Analyse de la pensée

Les mots sont donc venus, lourds et encombrants ; ils attirent une image de la représentation et ils s'effacent. Mais ce que nous décrivons là est uniquement valable que pour la pensée de représentation du soi. Or cela ne suffit pas. Le mot d'entrée dans la pensée est vague et laisse dans le doute. Il est donc repris par un moi-autre qui fait un développement ou une analyse de tous les détails. L'image ayant été faite sert de support à cette analyse. Dans le cadre de la recherche de nos déterminations, nous avons donc deux types de pensée : une pensée symbolique qui attire une image et une pensée analytique qui décompose une image donnée. Ces deux pensées ne sont pas forcément groupées même si elles sont reliées par une image. Mais attention ! Il ne s'agit pas d'images de perception visuelle. La pensée ne part et n'aboutit qu'à de l'imagination. La pensée est déconnectée de la perception. Les mots servent d'ancres et les pensées sont liées à l'image pendant un certain temps. Nous avons donc la pensée d'un moi-soi et les pensées d'un moi-autre. Les réflexions rationnelles et matérielles sont pas à considérer ici. Ce sont les pensées des autres. Ces réflexions-autres sont neutres alors que les pensées du moi sont pleines de sentiments.

Comment bien penser

Les thérapeutes utilisent la communication verbale comme outil principal. Ils ont mis au point une technique de développement de conversation qu'ils nomment le méta-modèle. Ce modèle est une méta-conversation qui structure la conversation de base. Par exemple, si vous dites "j'ai peur" le méta-modèle fera répondre sans réfléchir "de quoi ?" au lieu de "je comprends" qui a moins de valeur dans une analyse.

La psychanalyse préfère éviter toute intervention et toute conversation pour ne pas (dés-)orienter le sujet en supposant que la mauvaise représentation est cachée par refoulement. D'aucuns diront que l'association libre est la pensée ici en cause et que l'inconscient est le soi mais je recommande de l'oublier.

Le structuralisme n'a rien engendré.

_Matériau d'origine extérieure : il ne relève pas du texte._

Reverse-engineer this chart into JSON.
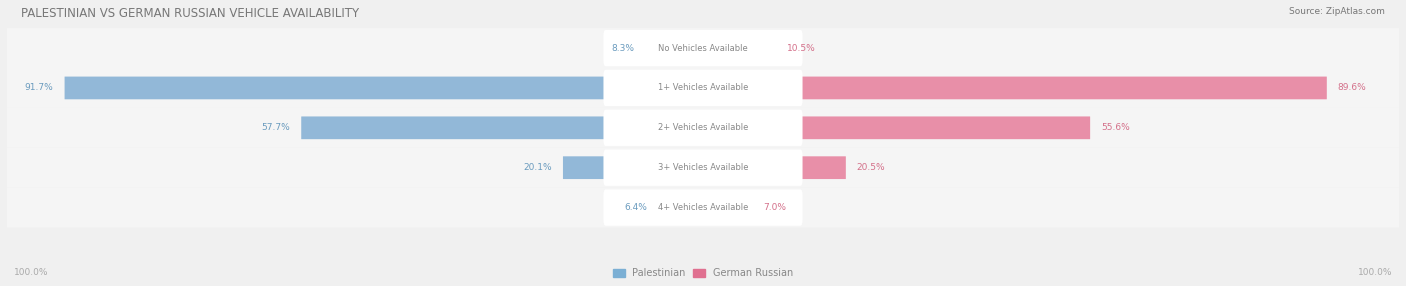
{
  "title": "PALESTINIAN VS GERMAN RUSSIAN VEHICLE AVAILABILITY",
  "source": "Source: ZipAtlas.com",
  "categories": [
    "No Vehicles Available",
    "1+ Vehicles Available",
    "2+ Vehicles Available",
    "3+ Vehicles Available",
    "4+ Vehicles Available"
  ],
  "palestinian_values": [
    8.3,
    91.7,
    57.7,
    20.1,
    6.4
  ],
  "german_russian_values": [
    10.5,
    89.6,
    55.6,
    20.5,
    7.0
  ],
  "palestinian_color": "#92b8d8",
  "german_russian_color": "#e88fa8",
  "label_color_left": "#6a9bbe",
  "label_color_right": "#d4708a",
  "bg_color": "#f0f0f0",
  "row_bg_color": "#f5f5f5",
  "center_label_bg": "#ffffff",
  "center_label_color": "#888888",
  "axis_label_color": "#aaaaaa",
  "title_color": "#777777",
  "legend_blue": "#7bafd4",
  "legend_pink": "#e07090",
  "max_value": 100.0,
  "bottom_labels": [
    "100.0%",
    "100.0%"
  ]
}
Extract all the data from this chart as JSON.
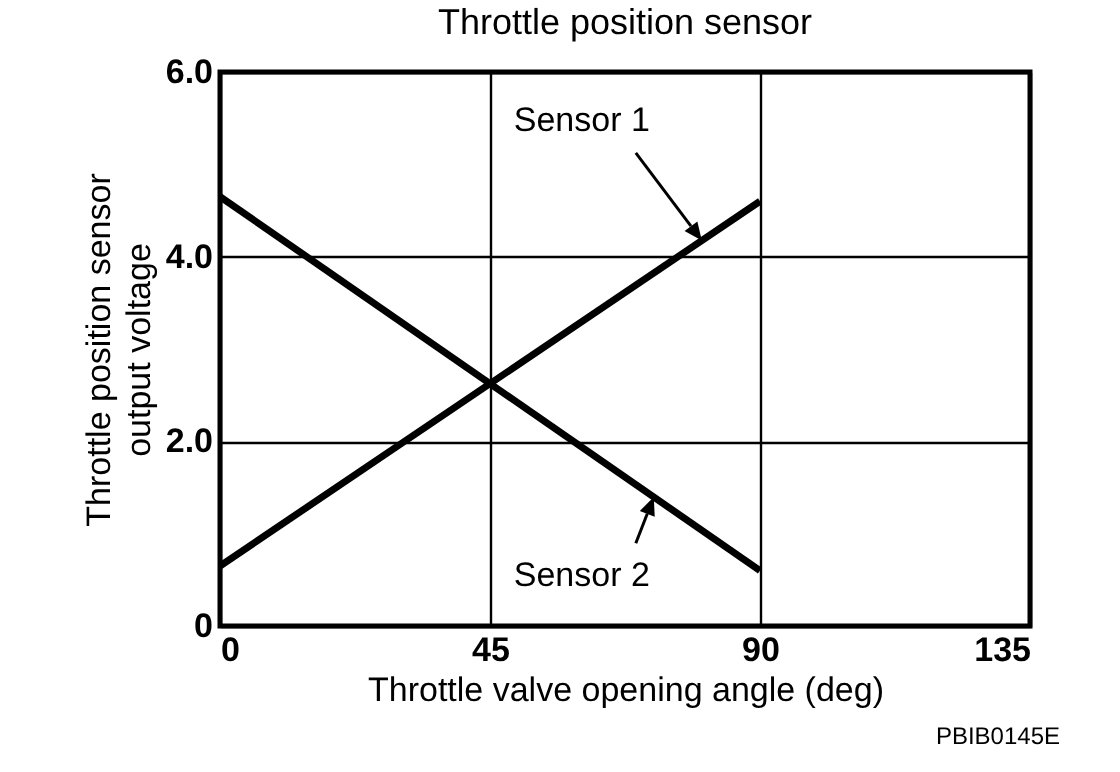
{
  "chart_data": {
    "type": "line",
    "title": "Throttle position sensor",
    "xlabel": "Throttle valve opening angle (deg)",
    "ylabel": "Throttle position sensor output voltage",
    "x": [
      0,
      90
    ],
    "series": [
      {
        "name": "Sensor 1",
        "color": "#000000",
        "values": [
          0.65,
          4.6
        ]
      },
      {
        "name": "Sensor 2",
        "color": "#000000",
        "values": [
          4.65,
          0.6
        ]
      }
    ],
    "xlim": [
      0,
      135
    ],
    "xticks": [
      0,
      45,
      90,
      135
    ],
    "ylim": [
      0,
      6
    ],
    "yticks": [
      0,
      {
        "value": 2,
        "label": "2.0"
      },
      {
        "value": 4,
        "label": "4.0"
      },
      {
        "value": 6,
        "label": "6.0"
      }
    ],
    "grid": true,
    "marker": "none",
    "line_style": "solid",
    "annotations": [
      "PBIB0145E"
    ]
  }
}
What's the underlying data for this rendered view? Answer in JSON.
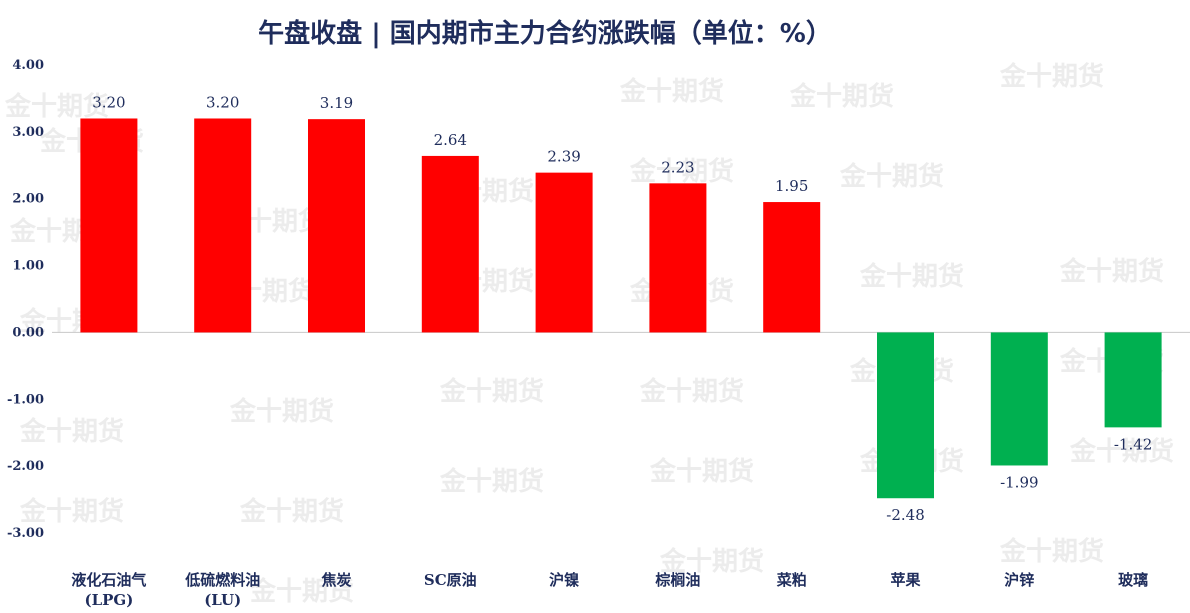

Il y a structure seulement dans la réflexion et non dans la pensée lorsque cette réflexion crée des groupes d'objets ou d'individus, lorsqu'elle catégorise, lorsqu'elle manipule la réalité en parties et ensembles abstraits comme ce que j'écris dans ces paragraphes. Difficile d'y échapper lorsqu'on parle des autres dans la réflexion mais on ne peut pas en trouver des fondements. La structure est la relation entre ces parties. Mais il va bien falloir admettre que le moi n'est pas une chose, le moi n'est pas réel.

Suivant notre analyse de la pensée ci-avant, je pense qu'il faut mieux rechercher les pensées qui provoquent une image ce qui est d'ailleurs suggéré dans le méta-modèle.